25 October 2018, 09:14 | Updated: 25 October 2018, 11:12

NHS

England's Chief Inspector of Hospitals has told Poole Hospital NHS Foundation Trust that it must continue to make improvements in its surgery services following its latest inspection by the Care Quality Commission.

CQC undertook an unannounced inspection in June 2018 in response to concerns about the safety and quality of patients' care in surgery.

The trust had reported seven Never Events within theatres since May 2016, and received information of concern from whistle-blowers.

After the inspection CQC issued a Warning Notice requiring the trust to take action to address concerns about the safety and quality of patients' care in surgery.

It said At times care and treatment was not always provided in a way that reduced risks to patients.

- Staff did not always carry out their work in a way that prevented and controlled infection.
- Policies and procedures were not always followed in relation to the management of medicines.
- Arrangements currently in place, to assess, monitor and improve the quality of services provided to people were not operated effectively.
- Adequate processes were not in place to ensure the premises were properly maintained.
- Systems to ensure staff received appropriate support, professional development, supervision and appraisal were not operated effectively.

Dr Nigel Acheson, Deputy Chief Inspector of Hospitals in the South said:

"The Warning Notice sends out a clear message to the trust where it must take action to improve.

"The chief executive has assured us that board are fully sighted on the issues we have raised.

"There is a strong action plan in place which has been developed by the trust leadership along with the theatre teams.

"We will return in due course to ensure that the necessary improvements have been made to protect patients."

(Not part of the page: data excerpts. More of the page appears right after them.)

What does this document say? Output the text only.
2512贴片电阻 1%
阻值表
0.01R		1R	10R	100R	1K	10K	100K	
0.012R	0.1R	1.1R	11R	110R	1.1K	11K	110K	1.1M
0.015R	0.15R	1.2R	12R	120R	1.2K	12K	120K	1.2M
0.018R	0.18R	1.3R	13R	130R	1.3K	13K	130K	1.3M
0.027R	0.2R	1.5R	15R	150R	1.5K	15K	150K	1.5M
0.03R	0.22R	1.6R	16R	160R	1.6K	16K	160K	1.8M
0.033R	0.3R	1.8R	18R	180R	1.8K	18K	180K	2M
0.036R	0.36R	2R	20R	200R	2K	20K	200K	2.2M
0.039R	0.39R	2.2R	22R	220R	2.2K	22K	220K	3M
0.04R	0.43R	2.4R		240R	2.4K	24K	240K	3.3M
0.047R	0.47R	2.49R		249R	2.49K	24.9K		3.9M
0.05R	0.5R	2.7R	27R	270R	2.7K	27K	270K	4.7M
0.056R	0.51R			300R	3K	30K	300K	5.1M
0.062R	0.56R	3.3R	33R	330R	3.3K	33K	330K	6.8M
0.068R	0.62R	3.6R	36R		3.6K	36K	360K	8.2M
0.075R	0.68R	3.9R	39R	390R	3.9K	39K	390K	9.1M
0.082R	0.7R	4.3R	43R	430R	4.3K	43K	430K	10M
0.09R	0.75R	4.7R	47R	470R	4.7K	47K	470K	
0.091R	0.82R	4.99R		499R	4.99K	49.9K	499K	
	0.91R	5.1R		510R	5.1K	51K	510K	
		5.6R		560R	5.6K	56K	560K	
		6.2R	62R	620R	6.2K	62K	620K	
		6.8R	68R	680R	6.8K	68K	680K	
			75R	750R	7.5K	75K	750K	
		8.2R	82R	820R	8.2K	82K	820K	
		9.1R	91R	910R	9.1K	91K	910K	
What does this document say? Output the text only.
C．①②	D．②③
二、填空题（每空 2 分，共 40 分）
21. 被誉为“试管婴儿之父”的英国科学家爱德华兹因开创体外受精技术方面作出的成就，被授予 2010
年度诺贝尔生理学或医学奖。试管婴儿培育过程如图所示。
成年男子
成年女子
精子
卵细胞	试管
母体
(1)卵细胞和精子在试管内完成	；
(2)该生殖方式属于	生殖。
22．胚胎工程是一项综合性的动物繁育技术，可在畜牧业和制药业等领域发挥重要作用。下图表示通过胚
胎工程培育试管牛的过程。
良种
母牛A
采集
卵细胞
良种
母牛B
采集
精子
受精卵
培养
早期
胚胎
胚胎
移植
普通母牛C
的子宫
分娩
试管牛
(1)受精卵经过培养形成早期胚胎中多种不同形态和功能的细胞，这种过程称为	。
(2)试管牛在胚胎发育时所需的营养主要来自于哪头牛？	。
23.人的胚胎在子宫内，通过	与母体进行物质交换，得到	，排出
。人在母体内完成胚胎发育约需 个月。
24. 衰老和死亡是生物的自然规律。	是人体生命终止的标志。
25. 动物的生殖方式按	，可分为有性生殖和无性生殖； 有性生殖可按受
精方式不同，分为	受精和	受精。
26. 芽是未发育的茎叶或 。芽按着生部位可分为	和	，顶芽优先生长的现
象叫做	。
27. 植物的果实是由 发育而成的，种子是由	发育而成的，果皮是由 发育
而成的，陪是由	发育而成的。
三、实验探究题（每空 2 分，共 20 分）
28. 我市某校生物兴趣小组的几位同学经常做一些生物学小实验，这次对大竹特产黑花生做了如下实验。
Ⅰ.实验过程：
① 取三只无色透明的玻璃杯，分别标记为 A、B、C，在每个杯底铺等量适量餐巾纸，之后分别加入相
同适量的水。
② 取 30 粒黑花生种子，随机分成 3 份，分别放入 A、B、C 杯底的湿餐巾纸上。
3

Inspectors found that although safety incidents were reported, investigations were not always concluded quickly enough, or communicated effectively to allow the improvements to be embedded.

Staff working in theatres did not always feel that safety was prioritised in relation to compliance with the World Health Organisation safer surgery checklist.

Staff knew how to raise concerns, but some told inspectors they did not always feel comfortable to do so.

The service did not always act promptly on feedback. In the national staff survey the surgical care group scored substantially lower that the trust overall in six areas, including harassment and bullying.

Commenting on the CQC Report, Debbie Fleming, chief executive said:

"Our theatres are always busy, but at the time of the CQC inspection, we were experiencing significant staff shortages and were dealing with an unprecedented number of trauma admissions.

"As a consequence, at that time, we failed to meet our usual high standards.

"The CQC's report highlighted a number of areas that needed attention, but the Trust was aware of these and had already started taking steps to address them.

"Delivering safe care is the top priority for Poole Hospital, and we have since stepped up our efforts to address the issues that have been highlighted in this report.

"The hospital is making good progress in tackling these issues.

"A comprehensive action plan is now place, and we are already seeing significant improvement in a number of areas.

"Whilst some things may take longer to resolve - for example, the recruitment of specialist theatre staff in light of the national workforce challenges - we are making good progress.

"We are confident that the CQC will see a significant improvement when they return later in the year.

"It is important to remember that Poole Hospital provides a wide range of acute hospital services that are hugely valued by our public, and the vast majority of these are performing extremely well.

"We know this to be the case from national audits and benchmarking, our own internal monitoring, regular patient and staff feedback and our overall 'Good' CQC rating."